S’agissant des mesures étatiques en cause, la Commission fait observer que la DEI s’est vu octroyer ( 7 ) des droits d’exploitation pour 91 % des gisements publics de lignite pour lesquels des droits ont été accordés. Elle précise que, pendant la période d’application de ces mesures, et ce en dépit des possibilités offertes par la législation nationale, aucun autre droit sur un gisement significatif n’a été accordé. En outre, elle indique que la DEI a obtenu sans appels d’offres des droits d’exploration sur certains gisements exploitables, pour lesquels des droits d’exploitation n’avaient pas encore été accordés. La Commission ajoute enfin que les centrales fonctionnant au lignite, qui seraient les moins coûteuses en Grèce, sont les plus utilisées, puisqu’elles produisent 60 % de l’électricité permettant d’approvisionner le réseau interconnecté.

12.

Grâce à l’octroi à la DEI et au maintien en sa faveur de droits quasi monopolistiques d’exploitation du lignite qui lui garantissent un accès privilégié au combustible le plus attractif en Grèce à des fins de production d’électricité, la République hellénique aurait ainsi créé une inégalité des chances entre les opérateurs économiques sur le marché de gros de l’électricité et donc faussé la concurrence, renforçant ainsi la position dominante de la DEI et excluant toute nouvelle entrée sur le marché ou y faisant obstacle, et ce en dépit de la libéralisation du marché de gros de l’électricité.

13.

Par la décision litigieuse, la Commission demandait, en outre, à la République hellénique de l’informer, dans un délai de deux mois à compter de la notification de celle-ci, des mesures qu’elle avait l’intention de prendre pour corriger les effets anticoncurrentiels des mesures étatiques en cause, en indiquant que ces mesures devraient être adoptées et mises en œuvre dans les huit mois à compter de sa décision.

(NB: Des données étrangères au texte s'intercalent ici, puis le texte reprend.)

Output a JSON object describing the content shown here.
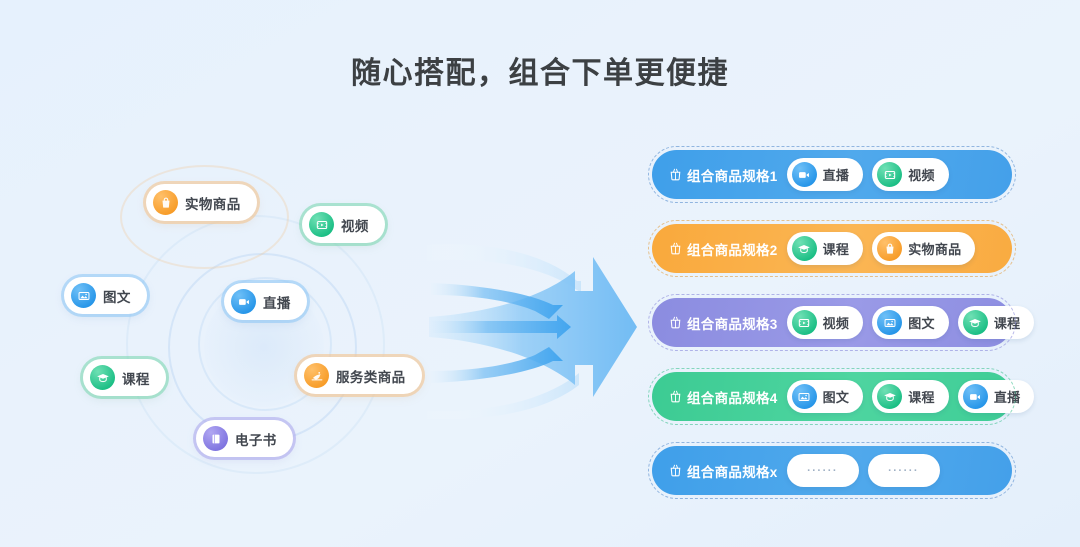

II – Le recours devant le Tribunal et l’arrêt attaqué

14.

Par requête déposée au greffe du Tribunal le 13 mai 2008, la DEI a introduit un recours tendant à l’annulation de la décision litigieuse. Au cours de la procédure, la République hellénique est intervenue au soutien de la DEI, tandis que Elliniki Energeia kai Anaptyxi AE (HE & DSA) et Energeiaki Thessalonikis AE, sociétés anonymes actives dans le domaine de la production d’énergie électrique en Grèce, sont intervenues au soutien de la conclusion de la Commission visant à rejeter le recours.

15.

À l’appui de son recours, la DEI a invoqué quatre moyens, tirés, premièrement, d’erreurs de droit dans l’application des dispositions combinées des articles 86, paragraphe 1, CE et 82 CE, ainsi que d’une erreur manifeste d’appréciation;, deuxièmement, de la violation de l’obligation de motivation prévue à l’article 253 CE; troisièmement, d’une part, de la violation des principes de sécurité juridique, de protection de la confiance légitime et de protection de la propriété privée et, d’autre part, de l’existence d’un détournement de pouvoir et, quatrièmement, d’une violation du principe de proportionnalité.

16.

Le premier moyen s’articulait en cinq branches, dont les deuxième et quatrième mettaient en cause la conclusion de la Commission, selon laquelle l’exercice des droits d’exploitation du lignite accordés à la DEI aurait eu pour effet d’étendre sa position dominante du marché du lignite au marché de gros de l’électricité, en violation des dispositions combinées des articles 86, paragraphe 1, CE et 82 CE. En substance, la DEI soulevait deux griefs à l’encontre de cette conclusion de la Commission.

17.

Par le second de ces griefs, que le Tribunal a...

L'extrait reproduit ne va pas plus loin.